The object, designated 2025 FA22, was discovered in March by the Pan-STARRS 2 telescope in Hawaii. Initial uncertainty in its orbit prompted concern that it might pose a future impact risk when it returns to the inner solar system; more recent observations have allowed scientists to narrow its trajectory and remove it from the European Space Agency’s list of potential impactors for the coming decades.
Measurements place the asteroid’s diameter between about 427 and 951 feet (130 to 290 meters), comparable in height to New York’s Chrysler Building. An impact by a body of that size, scientists note, would have the potential to cause severe regional damage, generating blast effects, fires and seismic waves, and — if it struck the ocean — tsunamis and significant atmospheric dust. Those consequences depend on impact location, angle and composition, and no such impact is predicted for Thursday.

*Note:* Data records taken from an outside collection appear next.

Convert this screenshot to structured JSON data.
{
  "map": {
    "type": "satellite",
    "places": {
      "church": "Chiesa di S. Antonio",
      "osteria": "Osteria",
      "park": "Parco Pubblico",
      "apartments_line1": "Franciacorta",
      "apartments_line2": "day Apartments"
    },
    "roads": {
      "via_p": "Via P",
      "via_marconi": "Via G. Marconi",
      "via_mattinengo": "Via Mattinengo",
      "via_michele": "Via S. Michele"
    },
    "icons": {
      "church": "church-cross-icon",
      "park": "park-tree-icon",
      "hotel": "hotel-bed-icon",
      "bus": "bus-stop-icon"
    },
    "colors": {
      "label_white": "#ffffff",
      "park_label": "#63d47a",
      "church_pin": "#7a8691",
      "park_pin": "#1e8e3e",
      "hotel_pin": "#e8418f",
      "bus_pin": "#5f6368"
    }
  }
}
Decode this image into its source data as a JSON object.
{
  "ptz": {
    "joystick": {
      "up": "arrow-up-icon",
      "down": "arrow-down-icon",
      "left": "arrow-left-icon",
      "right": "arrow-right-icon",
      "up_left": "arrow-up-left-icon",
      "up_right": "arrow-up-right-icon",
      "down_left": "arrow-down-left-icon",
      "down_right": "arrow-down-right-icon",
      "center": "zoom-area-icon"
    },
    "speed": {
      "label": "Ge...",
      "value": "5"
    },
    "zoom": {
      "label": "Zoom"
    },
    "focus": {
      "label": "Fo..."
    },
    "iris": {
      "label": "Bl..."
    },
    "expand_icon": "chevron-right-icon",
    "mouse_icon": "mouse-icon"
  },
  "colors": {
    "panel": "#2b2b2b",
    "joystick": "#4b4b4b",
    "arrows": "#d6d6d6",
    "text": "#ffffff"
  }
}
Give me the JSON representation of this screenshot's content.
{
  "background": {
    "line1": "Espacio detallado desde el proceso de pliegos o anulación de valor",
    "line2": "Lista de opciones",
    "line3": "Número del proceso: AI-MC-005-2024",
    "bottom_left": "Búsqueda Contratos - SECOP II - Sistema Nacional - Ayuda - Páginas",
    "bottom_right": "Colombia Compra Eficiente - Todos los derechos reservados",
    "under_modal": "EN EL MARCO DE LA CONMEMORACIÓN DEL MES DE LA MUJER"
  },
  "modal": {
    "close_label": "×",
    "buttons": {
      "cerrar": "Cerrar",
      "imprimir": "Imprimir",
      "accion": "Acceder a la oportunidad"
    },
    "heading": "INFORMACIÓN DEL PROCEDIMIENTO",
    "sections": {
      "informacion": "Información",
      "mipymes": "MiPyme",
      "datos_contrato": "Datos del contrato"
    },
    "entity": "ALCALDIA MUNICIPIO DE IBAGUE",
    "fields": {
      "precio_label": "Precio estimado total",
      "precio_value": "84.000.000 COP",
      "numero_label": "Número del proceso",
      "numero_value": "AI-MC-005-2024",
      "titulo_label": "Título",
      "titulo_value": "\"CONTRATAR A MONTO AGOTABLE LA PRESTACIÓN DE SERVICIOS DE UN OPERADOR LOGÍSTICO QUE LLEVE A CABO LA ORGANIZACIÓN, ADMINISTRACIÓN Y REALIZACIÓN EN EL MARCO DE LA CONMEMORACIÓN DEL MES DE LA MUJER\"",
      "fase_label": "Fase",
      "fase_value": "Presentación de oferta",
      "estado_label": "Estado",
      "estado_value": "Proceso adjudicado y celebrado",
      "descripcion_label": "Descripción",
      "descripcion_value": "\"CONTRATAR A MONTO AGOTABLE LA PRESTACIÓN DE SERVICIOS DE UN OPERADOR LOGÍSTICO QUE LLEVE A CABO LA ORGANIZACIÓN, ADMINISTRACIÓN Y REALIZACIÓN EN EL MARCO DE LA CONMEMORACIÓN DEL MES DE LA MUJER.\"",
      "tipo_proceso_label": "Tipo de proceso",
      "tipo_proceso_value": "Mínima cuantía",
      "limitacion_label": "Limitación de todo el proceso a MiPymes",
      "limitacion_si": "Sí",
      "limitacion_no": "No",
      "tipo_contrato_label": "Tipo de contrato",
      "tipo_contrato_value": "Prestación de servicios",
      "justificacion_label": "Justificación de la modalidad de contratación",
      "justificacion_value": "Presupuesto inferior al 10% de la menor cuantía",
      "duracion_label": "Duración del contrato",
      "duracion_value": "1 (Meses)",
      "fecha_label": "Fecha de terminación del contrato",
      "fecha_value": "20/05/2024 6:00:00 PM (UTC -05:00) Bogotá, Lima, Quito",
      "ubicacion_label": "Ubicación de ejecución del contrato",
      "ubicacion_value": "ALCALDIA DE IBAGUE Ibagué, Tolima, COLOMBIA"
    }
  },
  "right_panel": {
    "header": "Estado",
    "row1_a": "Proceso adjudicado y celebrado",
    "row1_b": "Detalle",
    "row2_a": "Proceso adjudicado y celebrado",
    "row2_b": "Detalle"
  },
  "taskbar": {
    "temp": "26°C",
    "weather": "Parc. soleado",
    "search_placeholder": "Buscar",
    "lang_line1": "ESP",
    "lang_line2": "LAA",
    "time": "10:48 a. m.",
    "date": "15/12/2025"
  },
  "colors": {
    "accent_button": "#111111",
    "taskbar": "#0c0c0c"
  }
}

The asteroid is traveling at roughly 24,000 miles per hour (about 38,600 kilometers per hour). At closest approach, it will be too dim to see with the unaided eye; amateur astronomers with an eight-inch (20-centimeter) or larger telescope, or powerful stargazing binoculars, should be able to spot it as a faint, moving point of light against the background stars.
Observatories and outreach groups have scheduled observations and broadcasts. The Virtual Telescope Project planned a free livestream beginning Wednesday night at 11 p.m. ET and continuing through the asteroid’s flyby, enabling astronomers and the public to follow the passage in real time.
Space agencies are also treating the encounter as an observational exercise for planetary defense. The European Space Agency said its 2025 FA22 campaign will gather precise positional data, brightness measurements and observations of how sunlight reflects off the object’s surface. Those photometric studies help determine the asteroid’s composition — whether it is rocky or metallic — its surface roughness and reflectivity, and refine models of how its orbit evolves over time.
When 2025 FA22 was first detected, some orbital solutions allowed for a non-negligible chance of future collisions, including a projection that raised concern for a close approach on Sept. 23, 2089. After additional tracking and analysis, ESA removed the asteroid from its list of potential impactors. Current projections indicate future close approaches in 2089 and in 2173, the latter forecast to bring the object within about 200,000 miles (roughly 320,000 kilometers) of Earth, but those distances are subject to refinement as more data are collected.
The close passage on Thursday provides an opportunity to tighten orbital uncertainties and improve long-term predictions. Scientists said that precise measurements of position and velocity during such encounters feed into impact-probability calculations and test observation, tracking and response procedures that would be needed if a genuinely hazardous object were found on a collision course.
Officials reiterated that 2025 FA22 presents no imminent danger. The flyby offers both scientists and the public a chance to observe a near-Earth object and to advance observational techniques and modeling that underpin planetary defense efforts.